Kumral et al. demonstrated that high uric acid levels are strongly associated with CAD and that elevated uric acid might be injurious for large cerebral arteries [47]. To our knowledge, this is the first study performing DECT imaging of the neurocranium and intracerebral vessels in cadavers. Interestingly MSU deposits in intracerebral vessels could not be detected in our study and also have not been reported to date. Karagiannis et al. [48] showed that serum UA is an independent predictor for early death after acute stroke and UA lowering therapy improved outcomes in stroke patients receiving intravenous thrombolysis followed by thrombectomy. McFarland et al. [49] reported an inverse association between urate levels and Parkinson Disease, Lewy body dementia, and possibly Alzheimer’s disease.

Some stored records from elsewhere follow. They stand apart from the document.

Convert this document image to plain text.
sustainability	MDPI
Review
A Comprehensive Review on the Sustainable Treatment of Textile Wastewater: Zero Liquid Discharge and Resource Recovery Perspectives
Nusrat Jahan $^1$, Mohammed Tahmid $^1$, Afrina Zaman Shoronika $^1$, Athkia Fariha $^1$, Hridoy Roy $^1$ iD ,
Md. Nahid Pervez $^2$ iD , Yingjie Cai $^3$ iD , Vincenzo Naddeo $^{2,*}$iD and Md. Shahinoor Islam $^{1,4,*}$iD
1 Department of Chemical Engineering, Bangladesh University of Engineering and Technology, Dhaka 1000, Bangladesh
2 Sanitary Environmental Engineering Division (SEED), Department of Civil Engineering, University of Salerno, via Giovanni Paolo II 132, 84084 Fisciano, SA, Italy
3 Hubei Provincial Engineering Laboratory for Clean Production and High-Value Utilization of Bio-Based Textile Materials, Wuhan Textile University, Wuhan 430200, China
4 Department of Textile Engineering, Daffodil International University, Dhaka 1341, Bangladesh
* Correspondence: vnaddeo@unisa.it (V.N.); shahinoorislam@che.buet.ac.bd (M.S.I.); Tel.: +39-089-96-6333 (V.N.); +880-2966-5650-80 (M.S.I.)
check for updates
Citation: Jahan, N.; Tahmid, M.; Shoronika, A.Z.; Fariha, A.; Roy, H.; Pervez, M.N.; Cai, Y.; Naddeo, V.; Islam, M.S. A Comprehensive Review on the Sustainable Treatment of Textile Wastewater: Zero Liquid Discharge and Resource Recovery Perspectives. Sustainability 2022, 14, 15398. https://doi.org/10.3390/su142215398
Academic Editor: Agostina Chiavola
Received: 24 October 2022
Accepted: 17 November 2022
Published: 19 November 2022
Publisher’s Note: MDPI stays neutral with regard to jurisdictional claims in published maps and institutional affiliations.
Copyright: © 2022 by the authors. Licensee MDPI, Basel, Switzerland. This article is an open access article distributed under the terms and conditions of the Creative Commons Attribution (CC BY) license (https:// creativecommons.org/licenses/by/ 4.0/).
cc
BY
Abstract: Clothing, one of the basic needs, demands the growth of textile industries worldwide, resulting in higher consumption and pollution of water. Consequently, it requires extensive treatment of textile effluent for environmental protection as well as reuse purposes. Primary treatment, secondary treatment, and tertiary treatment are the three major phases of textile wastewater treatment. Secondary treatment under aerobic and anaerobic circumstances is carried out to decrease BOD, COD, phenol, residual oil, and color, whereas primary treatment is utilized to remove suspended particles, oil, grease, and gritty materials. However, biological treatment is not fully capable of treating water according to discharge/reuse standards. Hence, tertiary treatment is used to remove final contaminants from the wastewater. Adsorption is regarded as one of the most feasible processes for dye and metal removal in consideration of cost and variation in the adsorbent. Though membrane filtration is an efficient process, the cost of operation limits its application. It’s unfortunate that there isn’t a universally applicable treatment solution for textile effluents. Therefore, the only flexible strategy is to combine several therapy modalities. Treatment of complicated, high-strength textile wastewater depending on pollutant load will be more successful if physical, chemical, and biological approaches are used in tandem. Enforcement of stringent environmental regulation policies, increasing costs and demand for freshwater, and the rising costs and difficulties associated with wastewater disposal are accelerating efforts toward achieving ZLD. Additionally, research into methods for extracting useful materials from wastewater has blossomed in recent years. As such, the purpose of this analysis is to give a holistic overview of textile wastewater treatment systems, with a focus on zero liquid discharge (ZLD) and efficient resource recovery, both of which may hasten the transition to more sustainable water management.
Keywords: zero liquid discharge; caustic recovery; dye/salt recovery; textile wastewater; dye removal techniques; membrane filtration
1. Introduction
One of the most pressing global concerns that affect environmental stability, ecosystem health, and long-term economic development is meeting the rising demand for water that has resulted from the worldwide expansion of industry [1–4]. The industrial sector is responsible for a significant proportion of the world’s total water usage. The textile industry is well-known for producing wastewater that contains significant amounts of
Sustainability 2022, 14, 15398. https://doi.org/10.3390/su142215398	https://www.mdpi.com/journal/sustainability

Among patients with gout, characteristic gout severity factors are associated with cardiovascular disease (CVD). Disveld et al. [50] showed that crystal-proven gout is strongly associated with an increased prevalence of CVD. This underscores the importance of early detection of cardiovascular MSU deposits. Andres et al. [51] reported a significant increase in coronary calcification and MSU deposits in the knees and MTP 1 joints in patients with asymptomatic hyperuricemia. However, these calcifications were not evaluated in terms of cardiovascular MSU deposits, as assessed in our study. In contrast, Pascart et al. [52] found that the extent of MSU burden in knees and feet detected by DECT and ultrasound did not increase the estimated risk of a cardiovascular event in 42 gout patients.

Only a paucity of gouty tophi in the mitral valve, aortic valve, and pulmonal valve has been previously reported [53]. In our study, mitral and tricuspid valves were evaluated and did not show any MSU deposits. Our preliminary findings can support the hypothesis of an association between calcified plaques and cardiovascular deposition of MSU in the ascending aorta in 30/41 cadavers (73.2%), but not in coronary arteries, supraaortal vessels, and valves, which has recently been described in assessing gout patients using DECT [7,54]. Several studies reflect the suboptimal care received by gout patients and suggest an urgent need to optimize treatment and prevent adverse outcomes. As previously reported, DECT provides the option of quantifying the MSU burden [55] and hence can be used to monitor the response of patients during MSU lowering therapy [56]. In future studies, it may be interesting to characterize and volumetrize the deposits, especially in the vessel walls. Artificial intelligence sofware could also be used to facilitate the analysis, which has already been successfully applied in other regions [57,58,59].

Limitations

Prior medical history of the cadavers was not available.

Volume rendering imaging of MSU deposits was not performed and should be investigated in further clinical studies to quantify gouty burden.

This study is limited by the small sample size for cardiovascular studies and therefore larger cohorts are stringent necessary in order to define the prognostic value of MSU deposits for CVD outcomes.

5. Conclusions

DECT can be used to detect MSU deposits in both fresh and embalmed cadavers. DECT showed MSU deposits within the lens, thoracic aorta, and foot tendons of our cadavers, whereas no MSU deposits could be detected in neurocranium/intracerebral vessels and coronary arteries. Findings were confirmed with microscopy. In addition to detecting MSU deposits within the peripheral joints and tendons, DECT offers the potential to image MSU deposits in the other body parts and organ systems and thus may be feasible as a screening tool to detect MSU deposits and to measure total uric acid burden in the whole body.

The clinical impact of this cadaver study should be further investigated.